At times, in fact, Basquiat was directly involved in the production: the year before, he helped put together Rammellzee and K-Rob’s Beat Bop single and created its cover in black and white.
But, time and time again, more obsessively than with any other genre, it was jazz, and especially bebop, that provided the artist’s creative wellspring and nourishment.

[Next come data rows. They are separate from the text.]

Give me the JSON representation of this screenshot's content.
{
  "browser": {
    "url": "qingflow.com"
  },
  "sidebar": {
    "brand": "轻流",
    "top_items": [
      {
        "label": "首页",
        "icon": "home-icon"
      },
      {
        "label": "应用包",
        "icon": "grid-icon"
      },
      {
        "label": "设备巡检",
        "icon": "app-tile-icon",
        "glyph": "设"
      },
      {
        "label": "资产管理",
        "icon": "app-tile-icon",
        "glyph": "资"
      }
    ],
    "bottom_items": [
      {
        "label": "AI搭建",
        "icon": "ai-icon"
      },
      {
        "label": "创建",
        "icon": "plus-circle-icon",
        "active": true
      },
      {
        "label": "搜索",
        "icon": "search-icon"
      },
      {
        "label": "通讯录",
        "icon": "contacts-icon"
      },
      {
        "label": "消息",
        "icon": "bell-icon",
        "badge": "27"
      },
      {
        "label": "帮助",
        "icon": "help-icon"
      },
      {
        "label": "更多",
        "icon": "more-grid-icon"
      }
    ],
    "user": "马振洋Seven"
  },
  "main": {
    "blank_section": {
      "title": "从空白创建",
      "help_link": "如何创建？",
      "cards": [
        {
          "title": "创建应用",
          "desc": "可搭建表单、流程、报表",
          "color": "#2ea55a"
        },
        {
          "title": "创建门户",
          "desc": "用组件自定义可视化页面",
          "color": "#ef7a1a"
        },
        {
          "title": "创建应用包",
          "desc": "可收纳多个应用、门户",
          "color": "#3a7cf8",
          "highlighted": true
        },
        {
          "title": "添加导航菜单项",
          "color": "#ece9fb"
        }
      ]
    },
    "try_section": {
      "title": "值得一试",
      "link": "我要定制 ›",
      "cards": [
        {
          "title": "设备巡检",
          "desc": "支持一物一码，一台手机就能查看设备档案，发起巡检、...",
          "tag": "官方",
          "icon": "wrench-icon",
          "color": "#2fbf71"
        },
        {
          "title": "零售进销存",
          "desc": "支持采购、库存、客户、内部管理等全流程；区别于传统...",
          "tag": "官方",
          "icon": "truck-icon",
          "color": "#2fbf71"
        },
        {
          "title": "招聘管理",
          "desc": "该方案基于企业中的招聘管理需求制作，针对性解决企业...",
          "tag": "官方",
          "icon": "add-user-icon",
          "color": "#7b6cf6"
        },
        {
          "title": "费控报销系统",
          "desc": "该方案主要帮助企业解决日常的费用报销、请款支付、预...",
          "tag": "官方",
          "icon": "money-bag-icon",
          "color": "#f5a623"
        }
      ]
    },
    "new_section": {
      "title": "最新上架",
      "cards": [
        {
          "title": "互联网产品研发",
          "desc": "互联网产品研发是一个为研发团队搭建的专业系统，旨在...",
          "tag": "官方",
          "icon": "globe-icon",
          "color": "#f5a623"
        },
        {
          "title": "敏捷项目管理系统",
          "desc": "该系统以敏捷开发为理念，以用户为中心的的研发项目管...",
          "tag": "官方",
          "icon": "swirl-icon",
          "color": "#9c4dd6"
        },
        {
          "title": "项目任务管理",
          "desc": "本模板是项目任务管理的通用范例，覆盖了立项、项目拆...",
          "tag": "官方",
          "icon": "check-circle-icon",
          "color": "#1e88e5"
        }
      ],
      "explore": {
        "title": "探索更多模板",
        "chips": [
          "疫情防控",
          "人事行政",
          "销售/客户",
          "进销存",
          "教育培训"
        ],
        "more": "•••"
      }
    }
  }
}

In a way, suggests Vincent Bessières (editor of the Montreal exhibition-related book), it’s a paradox: this relentlessly experimental young artist, living in New York during one of its most fertile musical periods, felt that music written 40 years ago years before was what really spoke to him. More than 30 important works refer directly to jazz; references to music, often coded, run through endless notebooks and drawings.
“There are images of him dancing in his studio with Ellington,” says Bessières. “And if you see pictures of him DJing, you look closely and you realize that the LPs around him are Charlie Parker, Ben Webster, Lester Young. That’s what he was listening to.”
Parker’s ghostly figure in particular flits across many of Basquiat’s canvases, dating back to his revolutionary masterpiece. charles the first (1982) to the following year’s Kokosolo, which occupies pride of place in Montreal. An acid-yellow canvas layered with photocopies referencing everything from the Bible to advertising, it has a jubilant splash of black acrylic paint on top. The work is a tribute to one of Parker’s most impressive recordings, Koko (1945), Basquiat’s attempt to capture the athletic virtuosity of his musical idol, the way Parker balanced formal rigor with joyous freedom.
“It reads like sheet music,” says Bessières. “It’s full of quotes and riffs, these motifs that he used elsewhere and he kept coming back to, as a standards-based jazz musician.”
Musicians like Parker and Billie Holiday were part of Basquiat’s personal pantheon, Heriveaux suggests. “He considered them royalty, these specifically black heroes. It was important to him to honor them.”
Still, as the paintings emphasize, Basquiat was well aware of the price many of his ancestors paid, particularly Parker, whose life was beset by sorrow and poverty, and who died at age 34 after a battle with heroin addiction. Heroin also became Basquiat’s drug of choice, eventually killing him. In the left corner of Carlos I, Basquiat placed the text “MÁS
YOUNG MAN KINGS CUT OFF THEIR HEADS.”
“I think there is some kind of personal identification with Parker,” says Bessières. “He’s like Basquiat’s double, in a way.”
Two of his latest works hang in the last room of the exhibition, made in 1988 after Warhol’s sudden death and when Basquiat himself was gradually becoming addicted. The series title, Eroica (Eroica), pays homage to Beethoven’s 3rd Symphony, whose second movement is a mournful funeral march; the music itself plays on a soundtrack in the gallery.
In I heroic, Basquiat obsessively scribbles text that appears to be scrawled on the walls of a jail cell: “MAN DIES, MAN DIES, MAN DIES,” alongside blood-red holes that could be gunshot wounds. Nearby is the phrase “FIXINTODIEBLUES,” a reference to a song sung by the Delta blues artist Bukka White. That song also resonates in the gallery. A few final bars, then silence.